Poster
in
Workshop: Towards Safe & Trustworthy Agents
Keep on Swimming: Real Attackers Only Need Partial Knowledge of a Multi-Model System
Julian Collado · Kevin Stangl
Recent approaches in machine learning often solve a task using a composition of multiple models or agentic architectures.When targeting a composed system with adversarial attacks, it might be computationally or informationally feasible to train a proxy model for every component of the system, while an end-to-end black box attack may require too many queries or introduce too much adversarial noise. We introduce a method to craft an adversarial attack pipeline against the overall multi-model system when we only have a proxy model for the final black box model, and when the transformation applied by the initial models can destroy the adversarial perturbations.Current methods handle this by applying many of copies of the first models/transformations to an input and then re-use a standard adversarial attacks by averaging gradients, or learning a proxy model for both stages.
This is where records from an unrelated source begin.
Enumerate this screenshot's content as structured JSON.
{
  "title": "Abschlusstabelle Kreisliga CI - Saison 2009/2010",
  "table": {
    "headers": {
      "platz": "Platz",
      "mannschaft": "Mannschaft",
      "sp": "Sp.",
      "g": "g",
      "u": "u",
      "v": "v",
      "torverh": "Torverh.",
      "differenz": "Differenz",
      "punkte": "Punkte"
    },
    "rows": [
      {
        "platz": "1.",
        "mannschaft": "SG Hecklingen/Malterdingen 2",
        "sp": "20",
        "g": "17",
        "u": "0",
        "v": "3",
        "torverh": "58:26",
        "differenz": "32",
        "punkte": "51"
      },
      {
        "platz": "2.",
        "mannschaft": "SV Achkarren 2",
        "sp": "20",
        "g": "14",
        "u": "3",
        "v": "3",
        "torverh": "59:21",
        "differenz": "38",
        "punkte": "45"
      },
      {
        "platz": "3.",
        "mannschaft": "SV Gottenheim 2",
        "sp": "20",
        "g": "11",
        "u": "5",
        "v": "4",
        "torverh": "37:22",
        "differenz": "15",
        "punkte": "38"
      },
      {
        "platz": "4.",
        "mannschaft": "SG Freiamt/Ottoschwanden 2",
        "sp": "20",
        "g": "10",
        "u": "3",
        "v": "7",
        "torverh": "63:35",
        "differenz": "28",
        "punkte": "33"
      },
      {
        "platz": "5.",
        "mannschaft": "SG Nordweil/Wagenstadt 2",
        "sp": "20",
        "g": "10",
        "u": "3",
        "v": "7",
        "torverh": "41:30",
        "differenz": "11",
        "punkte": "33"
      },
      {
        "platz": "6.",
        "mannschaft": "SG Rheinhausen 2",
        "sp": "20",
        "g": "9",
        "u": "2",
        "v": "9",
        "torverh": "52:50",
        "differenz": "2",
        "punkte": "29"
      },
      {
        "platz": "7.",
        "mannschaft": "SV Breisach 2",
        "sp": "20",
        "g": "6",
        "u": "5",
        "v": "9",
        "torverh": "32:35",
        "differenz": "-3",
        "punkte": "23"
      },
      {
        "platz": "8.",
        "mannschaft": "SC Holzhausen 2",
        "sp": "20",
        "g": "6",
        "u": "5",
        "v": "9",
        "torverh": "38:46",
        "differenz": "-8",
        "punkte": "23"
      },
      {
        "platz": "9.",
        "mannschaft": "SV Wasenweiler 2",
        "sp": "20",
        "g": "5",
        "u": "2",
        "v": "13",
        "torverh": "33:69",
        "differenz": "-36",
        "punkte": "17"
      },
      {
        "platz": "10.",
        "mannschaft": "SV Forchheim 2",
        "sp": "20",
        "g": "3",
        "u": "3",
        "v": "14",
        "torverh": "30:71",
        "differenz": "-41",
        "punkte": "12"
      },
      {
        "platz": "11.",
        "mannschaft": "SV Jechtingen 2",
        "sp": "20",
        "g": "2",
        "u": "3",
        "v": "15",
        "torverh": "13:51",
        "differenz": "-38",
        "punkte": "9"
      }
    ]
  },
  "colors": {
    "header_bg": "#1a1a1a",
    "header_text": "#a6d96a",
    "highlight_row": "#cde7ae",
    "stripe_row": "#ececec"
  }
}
To our knowledge, we are the first attack that is specifically designed for this greybox threat model and our method has a substantially higher attack success rate (80\% vs 25\%) and contains 9.4\% smaller perturbations compared to prior SOTA methods. While our experiments focus on a supervised image pipeline, we believe our attack will generalize to other multi-model settings [e.g. a mix of open/closed source foundation models], or agentic system.